Japan: Kanto scrap export prices rebound by $26/t in Jan'23 after two rounds of decline
A total of 11,000 t of scrap awarded at tender Tight supplies continue to drive up offers Tokyo Steel hikes purchase price by up to JPY 2,000 ($15/t) Ja...
- A total of 11,000 t of scrap awarded at tender
- Tight supplies continue to drive up offers
- Tokyo Steel hikes purchase price by up to JPY 2,000 ($15/t)
Japan's bellwether Kanto Tetsugen scrap export tender concluded on 12 January, 2022. A total of 11,000 t of scrap was awarded, with the average price at around JPY 50,932/t ($387/t) FAS for H2 scrap, SteelMint learnt from sources.
Bid prices increased by JPY 3,364/t ($26/t) m-o-m compared to bids in December. Prices have rebounded after two consecutive rounds of decline in the last two months. In December, around 13,000 t of scrap was awarded and the average price for H2 scrap stood at JPY 47,568/t ($349/t) FAS.
The first bid of this year started with an upward trend in the Kanto Tetsugen scrap export tender. The first bid was won by Japan's Sangyo Shinko for 6,000 t at JPY 51,030/t FAS, while the second was by JFE Shoji for 5,000 t at JPY 50,815/t FAS.
A hike in the winning bid price was expected after the price hike in December and the market responded by saying that the winning bid was made at the expected level.
On the other hand, Japanese suppliers were reluctant to reduce prices due to the sharp increase in domestic prices. Further, South Korean buyers are to go slow on bookings from Japan due to the drop in domestic prices. Moreover, as scrap import prices have been risen recently to Southeast Asian countries, including China, buyers are also not ready to accept high offers. Japan's domestic scrap purchase prices also increased today following the recent hike in export prices.
FOB prices for exports of Japanese material are higher by around $9-10/t compared to FAS prices. The Kanto tender serves as a benchmark for the Japanese scrap export market.
Buyers looking for other sources
- South Korean mills reduce domestic purchase price: South Korean steel majors Hyundai Steel, Dongkuk, Daehan, YK Steel, and SeAh Besteel have reduced scrap purchase prices by KRW 10,000/t ($8/t), according to SteelDaily.

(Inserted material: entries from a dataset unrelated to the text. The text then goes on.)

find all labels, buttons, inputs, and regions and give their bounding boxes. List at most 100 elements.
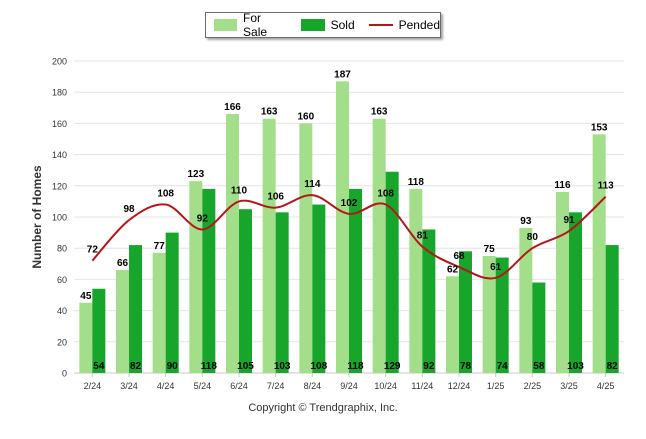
legend-swatch-pended (368, 24, 393, 26)
x-tick-label: 4/25 (597, 381, 615, 391)
y-tick-label: 100 (52, 213, 67, 223)
y-tick-label: 200 (52, 57, 67, 67)
y-axis-label: Number of Homes (30, 165, 44, 269)
legend-item-sold: Sold (300, 18, 355, 32)
bar-for-sale (446, 276, 459, 373)
data-label-pended: 68 (453, 251, 465, 262)
data-label-for-sale: 163 (261, 107, 278, 118)
bar-sold (569, 212, 582, 373)
y-tick-label: 180 (52, 88, 67, 98)
x-tick-label: 2/25 (524, 381, 542, 391)
data-label-sold: 82 (607, 361, 619, 372)
x-tick-label: 9/24 (340, 381, 358, 391)
legend-label-pended: Pended (398, 18, 440, 32)
data-label-pended: 91 (563, 215, 575, 226)
bar-sold (605, 245, 619, 373)
data-label-pended: 114 (304, 179, 321, 190)
data-label-pended: 102 (341, 198, 358, 209)
bar-for-sale (189, 181, 203, 373)
data-label-for-sale: 153 (591, 122, 608, 133)
data-label-pended: 61 (490, 262, 502, 273)
y-tick-label: 80 (57, 244, 67, 254)
x-tick-label: 6/24 (230, 381, 248, 391)
bar-sold (312, 204, 326, 373)
legend-label-for-sale: For Sale (243, 11, 268, 39)
bar-for-sale (519, 227, 533, 373)
legend-swatch-for-sale (214, 19, 238, 31)
data-label-sold: 129 (384, 361, 401, 372)
data-label-sold: 118 (347, 361, 364, 372)
data-label-sold: 54 (93, 361, 105, 372)
bar-sold (202, 188, 216, 373)
data-label-pended: 81 (417, 231, 429, 242)
x-tick-label: 2/24 (84, 381, 102, 391)
legend-item-for-sale: For Sale (214, 11, 287, 39)
y-tick-label: 120 (52, 181, 67, 191)
data-label-sold: 118 (201, 361, 218, 372)
bar-sold (129, 245, 142, 373)
x-tick-label: 12/24 (448, 381, 471, 391)
copyright-text: Copyright © Trendgraphix, Inc. (248, 402, 398, 414)
data-label-sold: 58 (533, 361, 545, 372)
bar-sold (92, 288, 106, 373)
legend: For Sale Sold Pended (205, 11, 441, 39)
data-label-sold: 105 (237, 361, 254, 372)
legend-label-sold: Sold (330, 18, 355, 32)
data-label-for-sale: 45 (80, 291, 92, 302)
data-label-for-sale: 116 (554, 180, 571, 191)
y-tick-label: 140 (52, 150, 67, 160)
data-label-sold: 82 (130, 361, 142, 372)
data-label-pended: 108 (157, 189, 174, 200)
x-tick-label: 8/24 (304, 381, 322, 391)
data-label-sold: 78 (460, 361, 472, 372)
legend-item-pended: Pended (368, 18, 440, 32)
y-tick-label: 60 (57, 275, 67, 285)
bar-sold (275, 212, 289, 373)
data-label-pended: 92 (197, 213, 209, 224)
data-label-pended: 80 (527, 232, 539, 243)
y-tick-label: 40 (57, 306, 67, 316)
data-label-for-sale: 123 (187, 169, 204, 180)
bar-sold (165, 232, 179, 373)
series-line-pended (91, 194, 607, 280)
x-tick-label: 3/25 (560, 381, 578, 391)
data-label-sold: 103 (567, 361, 584, 372)
y-tick-label: 20 (57, 337, 67, 347)
x-tick-label: 1/25 (487, 381, 505, 391)
x-tick-label: 7/24 (267, 381, 285, 391)
data-label-for-sale: 75 (484, 244, 496, 255)
bar-sold (239, 209, 252, 373)
data-label-sold: 92 (423, 361, 435, 372)
data-label-sold: 74 (497, 361, 509, 372)
x-tick-label: 10/24 (374, 381, 397, 391)
bar-for-sale (336, 81, 349, 373)
data-label-pended: 113 (598, 181, 615, 192)
bar-for-sale (262, 118, 276, 373)
data-label-for-sale: 166 (224, 102, 241, 113)
bar-sold (459, 251, 472, 373)
data-label-for-sale: 66 (117, 258, 129, 269)
bar-for-sale (152, 252, 166, 373)
data-label-pended: 108 (377, 189, 394, 200)
bar-for-sale (372, 118, 386, 373)
x-tick-label: 4/24 (157, 381, 175, 391)
bar-sold (495, 257, 509, 373)
data-label-sold: 90 (167, 361, 179, 372)
bar-sold (385, 171, 399, 373)
legend-swatch-sold (300, 19, 325, 31)
bar-for-sale (482, 256, 496, 373)
data-label-for-sale: 163 (371, 107, 388, 118)
data-label-for-sale: 187 (334, 69, 351, 80)
data-label-pended: 98 (123, 204, 135, 215)
y-tick-label: 0 (62, 369, 67, 379)
bar-for-sale (299, 123, 313, 374)
data-label-sold: 103 (274, 361, 291, 372)
data-label-sold: 108 (310, 361, 327, 372)
x-tick-label: 11/24 (411, 381, 433, 391)
bar-sold (532, 282, 546, 373)
data-label-pended: 106 (267, 192, 284, 203)
bar-for-sale (79, 302, 93, 373)
data-label-for-sale: 62 (447, 264, 459, 275)
x-tick-label: 3/24 (120, 381, 138, 391)
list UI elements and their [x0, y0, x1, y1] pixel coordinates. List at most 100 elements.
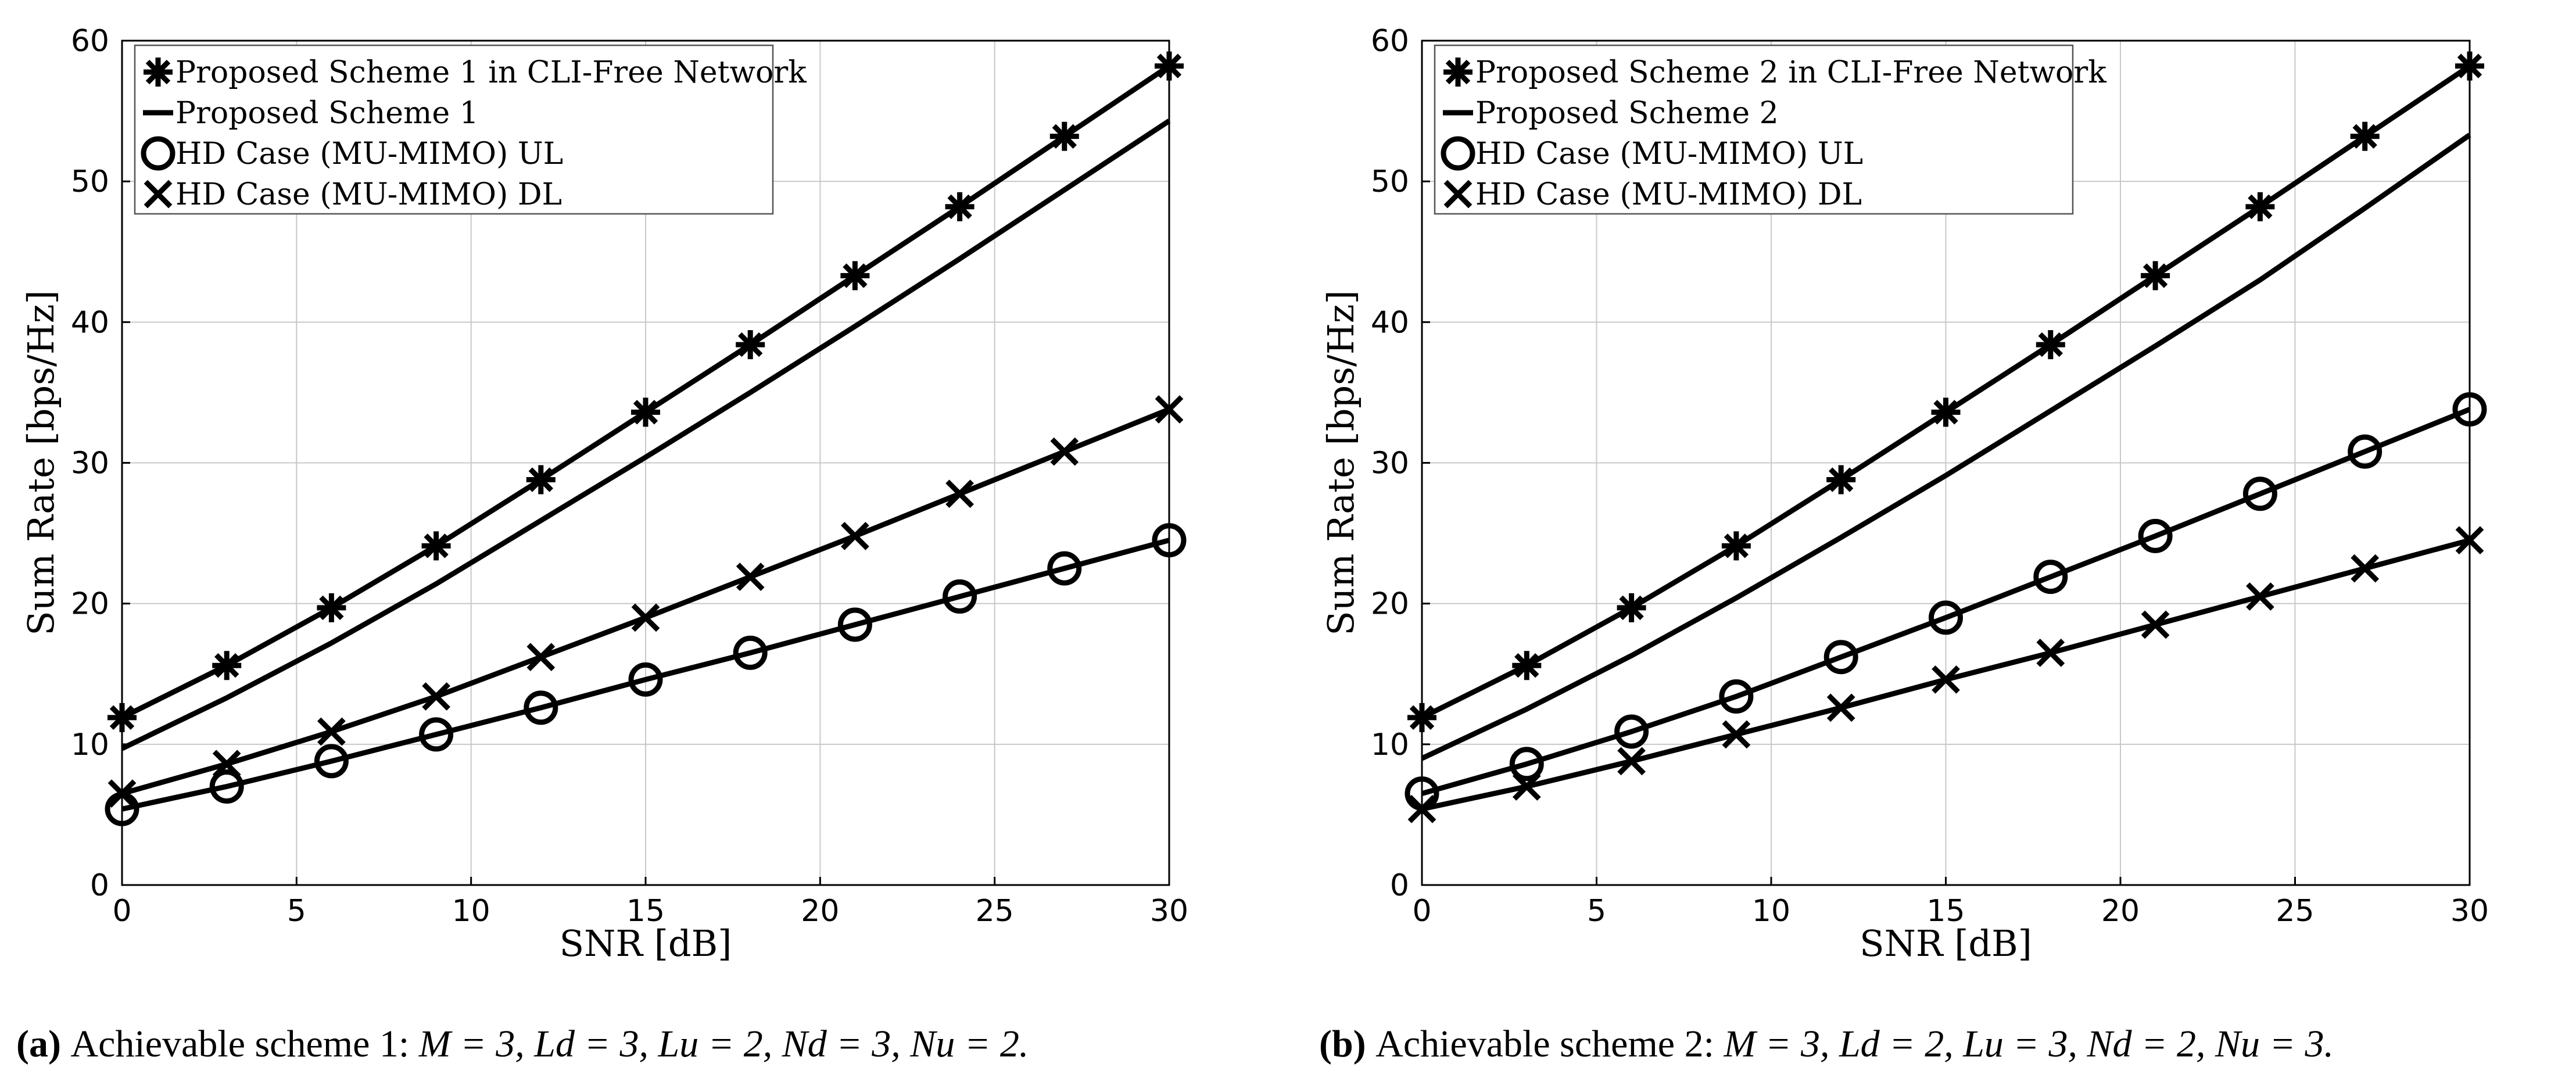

Hyundai Steel and Dongkuk Steel cut prices by KRW 10,000/t ($8/t) for their Pohang plant. Similarly, SeAh Besteel, Daehan and YK Steel cut prices by a similar margin for all grades after consecutive hikes. Currently, the scrap supply situation in the South Korean market is smooth and buyers can easily access material. Thus, buyers are showing less interest in booking Japanese material.
- Bangladeshi buyers sourcing US/Australian material: A leading bulk scrap buyer in the south Asia region, Bangladesh, has booked two bulk cargoes from the US and Australia. The cargoes were booked at $455-460/t CFR Chittagong despite the fact that steel producers are hampered by LC opening restrictions. However, indicators for Japanese H2 scrap are at $430/t CFR, which is up by $30/t w-o-w.
Tokyo Steel raises domestic scrap purchase price: Japan's Tokyo steel increased its scrap purchase price for the first time this month by up to JPY 2,000/t ($15/t) for all its plants, effective from 13 January. The company would pay JPY 51,000/t for H2 scrap for the Tahara, Utsunomiya and Okayama works.
Interestingly, prices have increased after a continuous decline for the last three months since October.
Outlook: Japan's scrap export prices are likely to remain high given the rise in domestic purchase prices. However, prices may edge down in the near term if buyers refuse to accept higher offers.